Volledige informatieverstrekking m.b.t. diagnose/prognose en geen redelijke andere oplossing
De Commissie constateert dat de ouders volledig op de hoogte zijn gebracht en uitgebreid zijn voorgelicht door de behandelend artsen. Dit blijkt uit de verslaglegging. De arts is met ouders tot de conclusie gekomen dat er geen andere redelijke oplossing was voor de situatie waarin het kind zich bevond.

Instemming ouders met levensbeëindiging
De Commissie heeft kennis genomen van het verzoek van de ouders tot levensbeëindiging bij het kind.

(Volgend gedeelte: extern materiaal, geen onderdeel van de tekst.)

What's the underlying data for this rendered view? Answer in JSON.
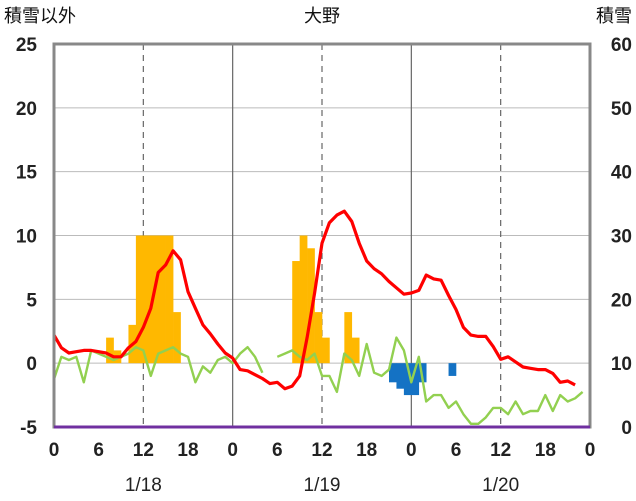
{
  "chart_data": {
    "type": "bar+line",
    "title": "大野",
    "ylabel_left": "積雪以外",
    "ylabel_right": "積雪",
    "left_axis": {
      "min": -5,
      "max": 25,
      "ticks": [
        25,
        20,
        15,
        10,
        5,
        0,
        -5
      ]
    },
    "right_axis": {
      "min": 0,
      "max": 60,
      "ticks": [
        60,
        50,
        40,
        30,
        20,
        10,
        0
      ]
    },
    "x_axis": {
      "unit": "hour",
      "min": 0,
      "max": 72,
      "hour_ticks": [
        {
          "h": 0,
          "label": "0"
        },
        {
          "h": 6,
          "label": "6"
        },
        {
          "h": 12,
          "label": "12"
        },
        {
          "h": 18,
          "label": "18"
        },
        {
          "h": 24,
          "label": "0"
        },
        {
          "h": 30,
          "label": "6"
        },
        {
          "h": 36,
          "label": "12"
        },
        {
          "h": 42,
          "label": "18"
        },
        {
          "h": 48,
          "label": "0"
        },
        {
          "h": 54,
          "label": "6"
        },
        {
          "h": 60,
          "label": "12"
        },
        {
          "h": 66,
          "label": "18"
        },
        {
          "h": 72,
          "label": "0"
        }
      ],
      "dates": [
        {
          "h": 12,
          "label": "1/18"
        },
        {
          "h": 36,
          "label": "1/19"
        },
        {
          "h": 60,
          "label": "1/20"
        }
      ],
      "day_lines": [
        24,
        48
      ],
      "dashed_lines": [
        12,
        36,
        60
      ]
    },
    "precip_bars": [
      {
        "h": 8,
        "v": 2
      },
      {
        "h": 9,
        "v": 1
      },
      {
        "h": 11,
        "v": 3
      },
      {
        "h": 12,
        "v": 10
      },
      {
        "h": 13,
        "v": 10
      },
      {
        "h": 14,
        "v": 10
      },
      {
        "h": 15,
        "v": 10
      },
      {
        "h": 16,
        "v": 10
      },
      {
        "h": 17,
        "v": 4
      },
      {
        "h": 33,
        "v": 8
      },
      {
        "h": 34,
        "v": 10
      },
      {
        "h": 35,
        "v": 9
      },
      {
        "h": 36,
        "v": 4
      },
      {
        "h": 37,
        "v": 2
      },
      {
        "h": 40,
        "v": 4
      },
      {
        "h": 41,
        "v": 2
      }
    ],
    "snow_decrease_bars": [
      {
        "h": 46,
        "v": -1.5
      },
      {
        "h": 47,
        "v": -2
      },
      {
        "h": 48,
        "v": -2.5
      },
      {
        "h": 49,
        "v": -2.5
      },
      {
        "h": 50,
        "v": -1.5
      },
      {
        "h": 54,
        "v": -1
      }
    ],
    "temperature": [
      [
        0,
        2.2
      ],
      [
        1,
        1.2
      ],
      [
        2,
        0.8
      ],
      [
        3,
        0.9
      ],
      [
        4,
        1.0
      ],
      [
        5,
        1.0
      ],
      [
        6,
        0.9
      ],
      [
        7,
        0.8
      ],
      [
        8,
        0.5
      ],
      [
        9,
        0.5
      ],
      [
        10,
        1.2
      ],
      [
        11,
        1.7
      ],
      [
        12,
        2.8
      ],
      [
        13,
        4.3
      ],
      [
        14,
        7.1
      ],
      [
        15,
        7.7
      ],
      [
        16,
        8.8
      ],
      [
        17,
        8.1
      ],
      [
        18,
        5.6
      ],
      [
        19,
        4.3
      ],
      [
        20,
        3.0
      ],
      [
        21,
        2.3
      ],
      [
        22,
        1.5
      ],
      [
        23,
        0.8
      ],
      [
        24,
        0.4
      ],
      [
        25,
        -0.5
      ],
      [
        26,
        -0.6
      ],
      [
        27,
        -0.9
      ],
      [
        28,
        -1.2
      ],
      [
        29,
        -1.6
      ],
      [
        30,
        -1.5
      ],
      [
        31,
        -2.0
      ],
      [
        32,
        -1.8
      ],
      [
        33,
        -1.0
      ],
      [
        34,
        2.0
      ],
      [
        35,
        5.5
      ],
      [
        36,
        9.4
      ],
      [
        37,
        11.0
      ],
      [
        38,
        11.6
      ],
      [
        39,
        11.9
      ],
      [
        40,
        11.1
      ],
      [
        41,
        9.4
      ],
      [
        42,
        8.0
      ],
      [
        43,
        7.4
      ],
      [
        44,
        7.0
      ],
      [
        45,
        6.4
      ],
      [
        46,
        5.9
      ],
      [
        47,
        5.4
      ],
      [
        48,
        5.5
      ],
      [
        49,
        5.7
      ],
      [
        50,
        6.9
      ],
      [
        51,
        6.6
      ],
      [
        52,
        6.5
      ],
      [
        53,
        5.3
      ],
      [
        54,
        4.2
      ],
      [
        55,
        2.8
      ],
      [
        56,
        2.2
      ],
      [
        57,
        2.1
      ],
      [
        58,
        2.1
      ],
      [
        59,
        1.3
      ],
      [
        60,
        0.3
      ],
      [
        61,
        0.5
      ],
      [
        62,
        0.1
      ],
      [
        63,
        -0.3
      ],
      [
        64,
        -0.4
      ],
      [
        65,
        -0.5
      ],
      [
        66,
        -0.5
      ],
      [
        67,
        -0.8
      ],
      [
        68,
        -1.5
      ],
      [
        69,
        -1.4
      ],
      [
        70,
        -1.7
      ]
    ],
    "snow_depth": [
      [
        0,
        7.5
      ],
      [
        1,
        11
      ],
      [
        2,
        10.5
      ],
      [
        3,
        11
      ],
      [
        4,
        7
      ],
      [
        5,
        12
      ],
      [
        6,
        11.5
      ],
      [
        7,
        11
      ],
      [
        8,
        10.5
      ],
      [
        9,
        11
      ],
      [
        10,
        11.5
      ],
      [
        11,
        12.5
      ],
      [
        12,
        12
      ],
      [
        13,
        8
      ],
      [
        14,
        11.5
      ],
      [
        15,
        12
      ],
      [
        16,
        12.5
      ],
      [
        17,
        11.5
      ],
      [
        18,
        11
      ],
      [
        19,
        7
      ],
      [
        20,
        9.5
      ],
      [
        21,
        8.5
      ],
      [
        22,
        10.5
      ],
      [
        23,
        11
      ],
      [
        24,
        10
      ],
      [
        25,
        11.5
      ],
      [
        26,
        12.5
      ],
      [
        27,
        11
      ],
      [
        28,
        8.5
      ],
      [
        30,
        11
      ],
      [
        31,
        11.5
      ],
      [
        32,
        12
      ],
      [
        33,
        11
      ],
      [
        34,
        10.5
      ],
      [
        35,
        11.5
      ],
      [
        36,
        8
      ],
      [
        37,
        8
      ],
      [
        38,
        5.5
      ],
      [
        39,
        11.5
      ],
      [
        40,
        10.5
      ],
      [
        41,
        8
      ],
      [
        42,
        13
      ],
      [
        43,
        8.5
      ],
      [
        44,
        8
      ],
      [
        45,
        9
      ],
      [
        46,
        14
      ],
      [
        47,
        12
      ],
      [
        48,
        7
      ],
      [
        49,
        11
      ],
      [
        50,
        4
      ],
      [
        51,
        5
      ],
      [
        52,
        5
      ],
      [
        53,
        3
      ],
      [
        54,
        4
      ],
      [
        55,
        2
      ],
      [
        56,
        0.5
      ],
      [
        57,
        0.5
      ],
      [
        58,
        1.5
      ],
      [
        59,
        3
      ],
      [
        60,
        3
      ],
      [
        61,
        2
      ],
      [
        62,
        4
      ],
      [
        63,
        2
      ],
      [
        64,
        2.5
      ],
      [
        65,
        2.5
      ],
      [
        66,
        5
      ],
      [
        67,
        2.5
      ],
      [
        68,
        5
      ],
      [
        69,
        4
      ],
      [
        70,
        4.5
      ],
      [
        71,
        5.5
      ]
    ],
    "colors": {
      "precip": "#FFB800",
      "snow_decrease": "#1472C4",
      "temperature": "#FF0000",
      "snow_depth": "#92D050",
      "baseline": "#7030A0",
      "frame": "#888888"
    }
  }
}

Uit de verslaglegging blijkt dat de wens van de ouders vrijwillig en consistent was en het besluit tot levensbeëindiging weloverwogen is genomen.

Raadpleging ten minste één onafhankelijke arts
De Commissie overweegt dat de mogelijkheid van levensbeëindiging in een multidisciplinair overleg en in een moreel beraad is besproken en beoordeeld. Ook is de mogelijkheid van levensbeëindiging door een tweetal onafhankelijke artsen beoordeeld. Dit is schriftelijk vastgelegd. Alle betrokkenen waren unaniem akkoord met de diagnose en prognose.

Medisch zorgvuldige uitvoering
De Commissie constateert dat de arts ten aanzien van de uitvoering van de levensbeëindiging overleg heeft gehad met een anesthesioloog. De Commissie stelt vast dat de arts eerst pijnstilling heeft gegeven aan het kind, alvorens over te gaan op toediening van een coma-inductor gevolgd door een spierverslapper. De commissie overweegt dat de beslissing tot het uitvoeren van levensbeëindiging bij het kind zorgvuldig en weloverwogen is genomen en dat de uitvoering ervan zorgvuldig is geweest.

Oordeel

De Commissie is van oordeel dat de arts heeft gehandeld overeenkomstig de geldende zorgvuldigheidseisen.